Let $V \cong \mathbb{C}^r$ be the defining representation of $\mathfrak{su}(r)$. Then the permutation on $V \otimes V$ can be expressed as

$$ P = \frac{1}{r} \, 1 \otimes 1 + \frac{1}{2} \sum_{a=1}^{r^2-1} t_a \otimes t_a \, , \tag{$\star$} $$

where $\{t_a\}_{a=1}^{r^2-1}$ are a (hermitian, traceless) basis of $\mathfrak{su}(r)$ normalised by $\mathrm{tr}(t_a\,t_b) = 2\,\delta_{ab}$, called [generalised Gell-Mann matrices](https://en.wikipedia.org/wiki/Generalizations_of_Pauli_matrices#Generalized_Gell-Mann_matrices_(Hermitian)) in the physics literature.

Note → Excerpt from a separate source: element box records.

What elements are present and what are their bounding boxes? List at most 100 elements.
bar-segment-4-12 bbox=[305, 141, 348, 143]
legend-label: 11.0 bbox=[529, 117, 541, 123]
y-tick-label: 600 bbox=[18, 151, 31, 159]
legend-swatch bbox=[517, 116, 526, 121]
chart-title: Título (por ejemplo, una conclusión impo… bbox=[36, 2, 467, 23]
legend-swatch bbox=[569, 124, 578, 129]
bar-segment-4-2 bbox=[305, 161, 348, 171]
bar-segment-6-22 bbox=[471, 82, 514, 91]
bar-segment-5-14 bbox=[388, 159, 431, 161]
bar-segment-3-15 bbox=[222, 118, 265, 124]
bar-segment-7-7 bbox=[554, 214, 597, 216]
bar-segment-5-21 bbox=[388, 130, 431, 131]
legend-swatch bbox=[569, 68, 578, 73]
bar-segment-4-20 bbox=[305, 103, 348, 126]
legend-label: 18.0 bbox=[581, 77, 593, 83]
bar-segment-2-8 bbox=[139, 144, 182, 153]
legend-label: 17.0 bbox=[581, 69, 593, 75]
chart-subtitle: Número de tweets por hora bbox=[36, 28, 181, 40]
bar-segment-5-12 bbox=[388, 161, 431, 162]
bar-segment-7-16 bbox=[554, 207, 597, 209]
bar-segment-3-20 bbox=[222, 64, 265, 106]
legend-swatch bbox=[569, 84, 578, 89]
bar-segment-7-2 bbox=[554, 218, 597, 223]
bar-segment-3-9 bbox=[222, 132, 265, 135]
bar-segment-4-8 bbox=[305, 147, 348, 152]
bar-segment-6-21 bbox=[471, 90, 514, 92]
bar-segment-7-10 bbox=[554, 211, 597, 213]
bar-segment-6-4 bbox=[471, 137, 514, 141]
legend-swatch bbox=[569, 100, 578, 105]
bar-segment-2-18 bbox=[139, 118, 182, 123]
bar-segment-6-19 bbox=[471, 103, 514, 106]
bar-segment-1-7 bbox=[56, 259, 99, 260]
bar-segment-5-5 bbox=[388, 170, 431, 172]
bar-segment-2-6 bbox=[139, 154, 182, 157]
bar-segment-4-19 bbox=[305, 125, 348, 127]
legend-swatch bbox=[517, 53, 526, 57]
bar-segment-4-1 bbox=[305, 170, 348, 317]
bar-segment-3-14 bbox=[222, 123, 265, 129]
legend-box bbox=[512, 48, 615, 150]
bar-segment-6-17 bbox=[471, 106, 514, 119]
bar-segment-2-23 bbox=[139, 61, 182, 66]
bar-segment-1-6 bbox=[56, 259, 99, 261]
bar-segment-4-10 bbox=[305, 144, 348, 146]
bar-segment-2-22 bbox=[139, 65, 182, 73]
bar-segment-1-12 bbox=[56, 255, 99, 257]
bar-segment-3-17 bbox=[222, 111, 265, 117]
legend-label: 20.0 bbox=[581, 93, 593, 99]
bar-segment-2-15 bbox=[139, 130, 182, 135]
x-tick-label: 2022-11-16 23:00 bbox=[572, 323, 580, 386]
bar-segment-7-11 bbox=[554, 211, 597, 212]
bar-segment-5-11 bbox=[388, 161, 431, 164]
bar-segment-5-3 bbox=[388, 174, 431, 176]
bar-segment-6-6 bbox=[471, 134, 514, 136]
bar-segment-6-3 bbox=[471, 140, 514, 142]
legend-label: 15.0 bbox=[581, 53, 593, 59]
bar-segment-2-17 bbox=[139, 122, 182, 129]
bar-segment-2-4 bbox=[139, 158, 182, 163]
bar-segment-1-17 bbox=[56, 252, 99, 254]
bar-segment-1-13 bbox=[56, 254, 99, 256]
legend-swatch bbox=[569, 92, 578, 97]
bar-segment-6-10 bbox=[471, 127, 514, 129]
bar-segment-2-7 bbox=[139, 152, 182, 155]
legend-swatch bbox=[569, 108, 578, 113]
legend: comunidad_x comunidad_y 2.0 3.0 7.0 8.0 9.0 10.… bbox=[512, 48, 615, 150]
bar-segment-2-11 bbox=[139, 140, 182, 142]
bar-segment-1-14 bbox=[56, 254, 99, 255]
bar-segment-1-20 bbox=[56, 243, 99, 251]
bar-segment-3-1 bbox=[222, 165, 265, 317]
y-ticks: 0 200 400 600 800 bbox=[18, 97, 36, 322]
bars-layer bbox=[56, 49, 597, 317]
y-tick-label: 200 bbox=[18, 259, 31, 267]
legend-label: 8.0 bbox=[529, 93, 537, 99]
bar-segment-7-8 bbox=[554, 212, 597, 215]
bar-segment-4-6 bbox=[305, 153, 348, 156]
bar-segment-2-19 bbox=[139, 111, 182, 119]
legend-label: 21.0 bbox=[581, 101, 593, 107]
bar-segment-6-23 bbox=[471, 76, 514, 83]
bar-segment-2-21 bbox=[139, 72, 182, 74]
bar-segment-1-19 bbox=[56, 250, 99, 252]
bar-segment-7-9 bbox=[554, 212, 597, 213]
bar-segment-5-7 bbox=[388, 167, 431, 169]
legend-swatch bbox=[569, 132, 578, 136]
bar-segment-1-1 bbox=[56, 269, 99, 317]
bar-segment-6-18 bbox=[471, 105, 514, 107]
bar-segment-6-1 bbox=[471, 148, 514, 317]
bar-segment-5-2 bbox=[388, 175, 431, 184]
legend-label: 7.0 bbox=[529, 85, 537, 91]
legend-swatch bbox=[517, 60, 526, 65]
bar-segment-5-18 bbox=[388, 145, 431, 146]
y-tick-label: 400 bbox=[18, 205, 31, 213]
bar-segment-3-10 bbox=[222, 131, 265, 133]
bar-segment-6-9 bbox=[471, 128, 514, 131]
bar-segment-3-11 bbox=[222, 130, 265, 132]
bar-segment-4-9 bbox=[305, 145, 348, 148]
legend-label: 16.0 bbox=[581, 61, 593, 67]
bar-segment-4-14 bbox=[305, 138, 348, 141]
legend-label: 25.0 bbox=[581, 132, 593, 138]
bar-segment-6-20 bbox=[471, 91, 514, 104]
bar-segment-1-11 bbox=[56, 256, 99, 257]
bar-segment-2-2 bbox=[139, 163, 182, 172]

Special cases of (twice) the $t_a$ are [Pauli matrices](https://en.wikipedia.org/wiki/Pauli_matrices) ($r=2$) and [Gell-Mann matrices](https://en.wikipedia.org/wiki/Gell-Mann_matrices) ($r=3$).

**Question:** what is the oldest reference for $(\star)$?

I'd think it must be a classical result, but to my surprise the oldest reference that I found is

> C. Rakotonirina, *Expression of a tensor commutation matrix in terms of the generalized Gell-Mann matrices*, [Int. J. Math. Math. Sci. **2007**:20672 (2007)](https://doi.org/10.1155/2007/20672) ([arXiv:math/0511451](https://arxiv.org/abs/math/0511451))

NB. The existence of such a formula follows from Schur–Weyl duality. Indeed, since the $t_a$ are orthogonal for the Killing form, $\Omega \propto \sum_a t_a \otimes t_a$ is the split quadratic Casimir of $\mathfrak{su}(r)$ on $V \otimes V$. As $\Omega$ lies in the commutant of the $\mathfrak{su}(r)$-action on $V\otimes V$, by Schur–Weyl it lies in the image of the $\mathbb{C}S_2$-action, i.e. is a linear combination of the identity and permutation on $V\otimes V$. Solving for the permutation gives an expression of the form $(\star)$.